On my very first day of midwifery school, the director of my program said something that I will never forget. She said, “Above everything else, as a midwife, you are the guardian of safety.”

Since then, I have woven the notion of guarding safety into every aspect of my midwifery practice: how I care for clients and their sweet babies, how I make decisions during a birth, how I write about birth.

I have also learned that a significant part of my work as a midwife is guarding how we talk about birth. Because words are deeply powerful—and there are a lot of words we use in medicine, particularly in obstetrics, that are unhelpful at best and harmful at worst: “geriatric pregnancy,” “failure to progress,” “incompetent cervix” and so many others.

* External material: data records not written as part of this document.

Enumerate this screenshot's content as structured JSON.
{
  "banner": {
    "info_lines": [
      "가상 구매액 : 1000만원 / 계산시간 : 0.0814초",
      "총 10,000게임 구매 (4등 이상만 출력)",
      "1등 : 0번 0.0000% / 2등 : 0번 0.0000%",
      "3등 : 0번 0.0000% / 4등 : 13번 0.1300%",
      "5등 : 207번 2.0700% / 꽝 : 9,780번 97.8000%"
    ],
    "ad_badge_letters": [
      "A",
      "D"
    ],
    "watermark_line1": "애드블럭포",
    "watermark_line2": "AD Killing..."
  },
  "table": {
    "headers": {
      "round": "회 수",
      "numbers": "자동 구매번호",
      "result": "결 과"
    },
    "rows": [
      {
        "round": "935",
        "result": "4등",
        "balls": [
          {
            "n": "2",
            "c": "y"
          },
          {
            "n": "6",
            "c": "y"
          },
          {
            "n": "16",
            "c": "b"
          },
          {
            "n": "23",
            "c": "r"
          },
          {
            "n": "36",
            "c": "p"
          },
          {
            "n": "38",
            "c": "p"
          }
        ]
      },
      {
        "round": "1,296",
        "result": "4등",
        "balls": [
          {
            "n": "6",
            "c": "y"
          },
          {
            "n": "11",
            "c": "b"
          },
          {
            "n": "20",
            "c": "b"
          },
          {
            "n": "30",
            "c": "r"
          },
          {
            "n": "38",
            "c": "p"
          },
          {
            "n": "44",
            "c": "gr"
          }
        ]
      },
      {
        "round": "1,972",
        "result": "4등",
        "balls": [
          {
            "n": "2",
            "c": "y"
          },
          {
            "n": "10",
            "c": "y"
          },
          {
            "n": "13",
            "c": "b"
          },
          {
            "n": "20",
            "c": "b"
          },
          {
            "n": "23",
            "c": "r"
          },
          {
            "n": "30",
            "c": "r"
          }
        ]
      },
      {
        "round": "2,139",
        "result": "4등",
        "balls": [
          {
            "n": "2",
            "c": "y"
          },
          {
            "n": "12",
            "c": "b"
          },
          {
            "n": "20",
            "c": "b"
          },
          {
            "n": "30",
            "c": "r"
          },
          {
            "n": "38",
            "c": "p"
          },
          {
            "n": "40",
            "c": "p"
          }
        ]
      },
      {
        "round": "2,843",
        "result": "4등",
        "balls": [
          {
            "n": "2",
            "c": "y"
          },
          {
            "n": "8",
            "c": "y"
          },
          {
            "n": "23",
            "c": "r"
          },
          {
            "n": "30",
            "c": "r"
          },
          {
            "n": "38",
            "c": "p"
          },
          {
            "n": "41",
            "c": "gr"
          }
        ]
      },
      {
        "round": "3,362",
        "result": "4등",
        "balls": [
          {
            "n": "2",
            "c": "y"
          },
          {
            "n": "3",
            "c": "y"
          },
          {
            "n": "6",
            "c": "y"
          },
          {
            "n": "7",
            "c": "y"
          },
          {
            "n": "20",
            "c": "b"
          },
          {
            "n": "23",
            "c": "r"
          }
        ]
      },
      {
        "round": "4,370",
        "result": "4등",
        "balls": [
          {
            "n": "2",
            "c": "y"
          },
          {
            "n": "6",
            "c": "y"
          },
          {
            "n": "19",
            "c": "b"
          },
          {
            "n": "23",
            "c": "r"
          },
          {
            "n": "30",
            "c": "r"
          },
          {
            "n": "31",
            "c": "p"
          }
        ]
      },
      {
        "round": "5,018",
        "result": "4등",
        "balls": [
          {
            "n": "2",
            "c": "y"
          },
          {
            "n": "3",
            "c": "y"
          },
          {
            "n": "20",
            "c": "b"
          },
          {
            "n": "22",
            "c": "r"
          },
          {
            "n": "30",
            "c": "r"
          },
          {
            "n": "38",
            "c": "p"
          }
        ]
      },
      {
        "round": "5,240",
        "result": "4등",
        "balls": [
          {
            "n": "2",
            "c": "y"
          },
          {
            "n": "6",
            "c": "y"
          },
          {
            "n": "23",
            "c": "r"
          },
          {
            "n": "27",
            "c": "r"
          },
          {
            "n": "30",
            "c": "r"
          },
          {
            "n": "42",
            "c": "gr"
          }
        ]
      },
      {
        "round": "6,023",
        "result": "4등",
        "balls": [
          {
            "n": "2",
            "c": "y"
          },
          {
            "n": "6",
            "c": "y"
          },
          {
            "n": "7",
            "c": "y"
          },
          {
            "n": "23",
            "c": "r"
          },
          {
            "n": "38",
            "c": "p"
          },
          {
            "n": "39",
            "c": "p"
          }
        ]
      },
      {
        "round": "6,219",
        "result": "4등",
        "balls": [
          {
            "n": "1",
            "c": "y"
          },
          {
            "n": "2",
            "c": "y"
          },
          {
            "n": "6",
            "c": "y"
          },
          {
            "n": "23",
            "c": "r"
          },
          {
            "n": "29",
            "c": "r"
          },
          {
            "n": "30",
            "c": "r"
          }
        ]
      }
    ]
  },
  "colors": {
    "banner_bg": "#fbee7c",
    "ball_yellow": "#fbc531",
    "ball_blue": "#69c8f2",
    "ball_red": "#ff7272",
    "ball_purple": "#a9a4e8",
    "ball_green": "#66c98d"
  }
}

Simply put, these commonly used words and phrases imply failure on the part of the birther.

For some, it’s merely semantics, but I argue that it goes much deeper than that. The words we choose are a reflection of the beliefs and priorities surrounding us. When it comes to pregnancy and birth, our words reflect a society that doesn’t trust women.

So it’s time to critically assess our use of language and the ways our words harm women and nonbinary birthers.

A phrase that I have chosen to eliminate from my practice is “natural birth.”

Please know that if you choose to use the phrase “natural birth,” I will fully support you (I’m a midwife, that’s my job). This is your birth, and you get to choose the words that resonate most to describe it. But here’s why I don’t use it.

“Natural birth” seems innocent enough at first; it’s usually used in reference to an unmedicated vaginal birth. The implication is that a birth that happens without medicine or intervention is natural, or the way nature intended. And listen, as a midwife, I do understand and support a movement towards fewer interventions when it’s safe to do so.

But here’s the problem: If unmedicated births are natural, does that make medicated birth or Cesarean births “unnatural?”

Because I refuse to tell someone who has just given birth—someone who grew and loved a baby into existence and then brought that baby into the world VIA THEIR BODY—that their experience was anything less than the most breathtaking feat of nature we could possibly imagine.

Yes, if they had an epidural.

Yes, if their baby was born through an incision and not a vagina.

Yes, if their baby was born from another person’s body and joined their family via adoption or surrogacy.

When a baby is born—however a baby is born—the earth shifts. A brand new human being has been brought into existence. To create a story. To change the actual course of history.

The person who brought that force into the world is nature personified.

When someone crosses the threshold that is birth, they are at their most powerful and most vulnerable. The words that surround them become their inner voice, and it is up to us, midwives or not, to be their guardians of safety. We must guard against the words that sow doubt and lavish them with words that inspire strength

In the natural course of life, communities rally around birthers and their babies. We don’t make them feel guilty for the type of birth they had; we make them feel like warriors for it.

Medicated or unmedicated.

Cesarean or vaginal.

Birth is beyond our ability to describe with words. Let’s be careful as we try.